The first developer preview of Android 13 is here

Deepak Gupta February 10, 2022
Updated 2022/02/10 at 9:43 PM

Superstition schmuperstition. Google is revealing the first developer preview of Android 13 today and it is clear that the company will not avoid the “bad luck” number. After all, Apple made a lot of money with the iPhone 13s. The Android 13 preview is a glimpse of what we can expect from the next generation of Google’s mobile operating system, and developers can test their apps using the Android emulator or by displaying a system image for the latest Pixel 4 or Pixel phones. Based on today’s announcement, it looks like we can expect the next version of Android to at least offer more refined privacy controls and more of Android 12’s Material You system-wide.

One of the things this preview brings is a new system photo picker, which can allow you to share specific local or cloud-based photos more securely. It builds on the existing document picker function, allowing you to share specific files with an app without having to grant permission to all media files on your device. The updated photo picker “extends this feature with a dedicated experience for picking photos and videos,” wrote Google vice president of engineering Dave Burke in an announcement post. Developers will need to use the Photo Picker APIs to enable this feature.

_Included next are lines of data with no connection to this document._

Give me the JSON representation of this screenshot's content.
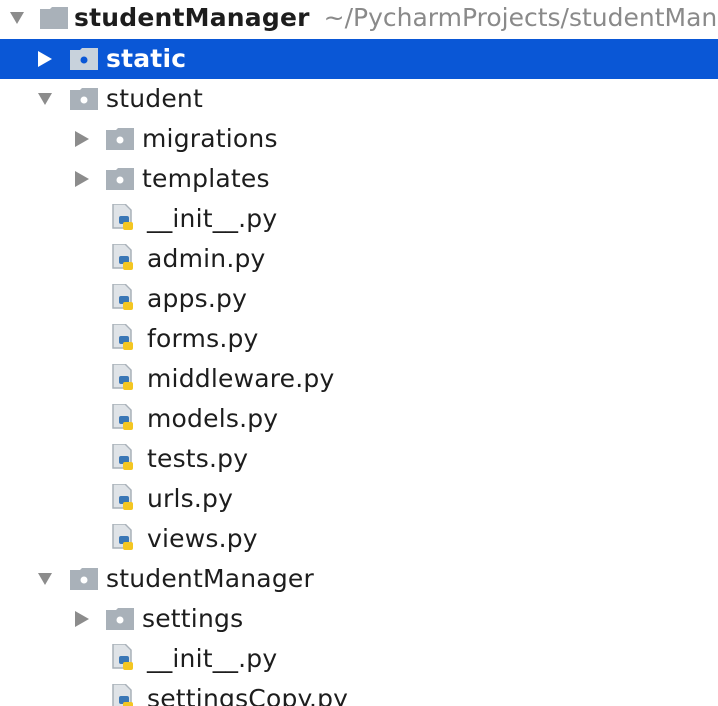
{
  "root": {
    "label": "studentManager",
    "path": "~/PycharmProjects/studentMana"
  },
  "rows": [
    {
      "label": "static",
      "kind": "folder",
      "expanded": false,
      "selected": true
    },
    {
      "label": "student",
      "kind": "folder",
      "expanded": true,
      "selected": false
    },
    {
      "label": "migrations",
      "kind": "folder",
      "expanded": false,
      "selected": false
    },
    {
      "label": "templates",
      "kind": "folder",
      "expanded": false,
      "selected": false
    },
    {
      "label": "__init__.py",
      "kind": "python-file",
      "selected": false
    },
    {
      "label": "admin.py",
      "kind": "python-file",
      "selected": false
    },
    {
      "label": "apps.py",
      "kind": "python-file",
      "selected": false
    },
    {
      "label": "forms.py",
      "kind": "python-file",
      "selected": false
    },
    {
      "label": "middleware.py",
      "kind": "python-file",
      "selected": false
    },
    {
      "label": "models.py",
      "kind": "python-file",
      "selected": false
    },
    {
      "label": "tests.py",
      "kind": "python-file",
      "selected": false
    },
    {
      "label": "urls.py",
      "kind": "python-file",
      "selected": false
    },
    {
      "label": "views.py",
      "kind": "python-file",
      "selected": false
    },
    {
      "label": "studentManager",
      "kind": "folder",
      "expanded": true,
      "selected": false
    },
    {
      "label": "settings",
      "kind": "folder",
      "expanded": false,
      "selected": false
    },
    {
      "label": "__init__.py",
      "kind": "python-file",
      "selected": false
    },
    {
      "label": "settingsCopy.py",
      "kind": "python-file",
      "selected": false
    }
  ],
  "colors": {
    "selection": "#0a57d6",
    "folder": "#a9b1b9",
    "arrow": "#8c8c8c",
    "python_blue": "#3a77b6",
    "python_yellow": "#f3c622"
  }
}
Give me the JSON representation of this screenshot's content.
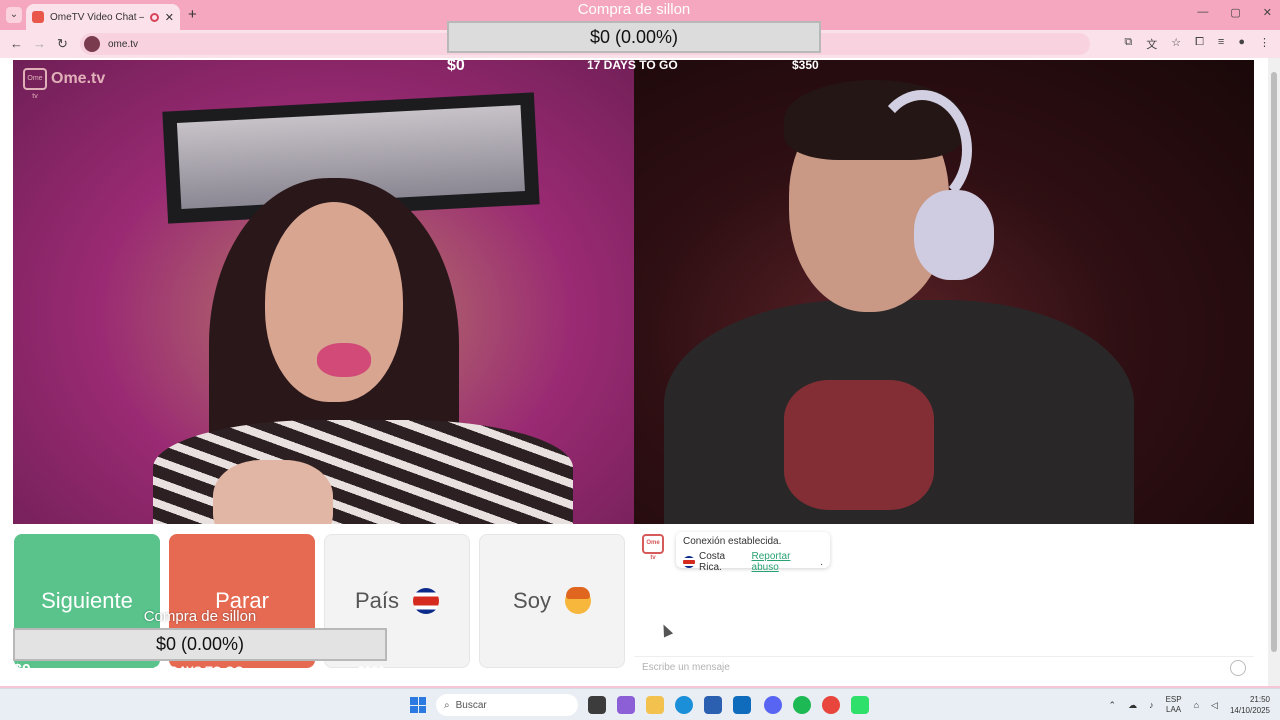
{
  "browser": {
    "tab_title": "OmeTV Video Chat — Ome",
    "tab_close": "✕",
    "new_tab": "+",
    "url": "ome.tv",
    "window_controls": [
      "—",
      "▢",
      "✕"
    ]
  },
  "donation_overlay": {
    "title": "Compra de sillon",
    "progress_text": "$0 (0.00%)",
    "progress_fraction": 0,
    "raised": "$0",
    "days_left": "17 DAYS TO GO",
    "goal": "$350"
  },
  "ome": {
    "brand": "Ome.tv",
    "brand_badge": "Ome tv",
    "buttons": {
      "next": "Siguiente",
      "stop": "Parar",
      "country": "País",
      "soy": "Soy"
    },
    "chat": {
      "message_line1": "Conexión establecida.",
      "country": "Costa Rica.",
      "report": "Reportar abuso",
      "report_suffix": ".",
      "input_placeholder": "Escribe un mensaje"
    }
  },
  "taskbar": {
    "search_placeholder": "Buscar",
    "language_line1": "ESP",
    "language_line2": "LAA",
    "time": "21:50",
    "date": "14/10/2025"
  },
  "colors": {
    "next_button": "#59c38b",
    "stop_button": "#e66a52",
    "browser_frame": "#f4a7bf",
    "report_link": "#2aa374"
  },
  "icons": [
    "back-icon",
    "forward-icon",
    "reload-icon",
    "star-icon",
    "extensions-icon",
    "costa-rica-flag-icon",
    "emoji-boy-icon",
    "smiley-icon",
    "windows-start-icon",
    "search-icon"
  ]
}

An animation showing the new photo picker in Android 13.

Google

Android 13 also adds a “nearby WiFi devices” permission, which will be required for apps looking for available WiFi devices around you. This will allow them to “discover and connect to nearby devices over Wi-Fi without needing location permission”. It should allow apps that need to find WiFi devices in the area that don’t need to know where you are to connect without requesting access to your GPS, which is better for your privacy.

Google is also expanding the Material You adaptive color palette beyond its own apps to all app icons. You can choose to have the system apply the colors generated from your wallpaper to your icons. Developers will need to upload monochrome versions of their app icons and tweak some code. This feature will roll out first on Pixels and Burke said that “we are working with our device manufacturer partners to bring them to more devices.”

The Developer Preview also offers a new block placement API that allows developers to prompt users to add their custom blocks to the Quick Settings panel in the notification tab. With this, users don’t have to hunt these app-specific shortcuts by editing the Quick Settings shadow, and they won’t have to exit the app

A chart showing the Android 13 release schedule.

Google

Other features in this developer preview include a way for apps to more easily set a language other than the system default, improved animations and effects, and more feature updates via Google Play. The latter will allow Google to “push new features like the photo picker… directly to users on older versions of Android”. Burke also praised Android 12L and devices of various screen sizes and form factors, saying, “We will also develop some of the newest updates we made in 12L to help you take advantage of the more than 250 million large-screen Android devices currently running.”

Google also shared a release schedule that shows the first beta release is expected around April, with platform stability expected in June through July. This is in line with how previous versions of Android were released, and we will likely continue to hear about Android 13 in the coming months.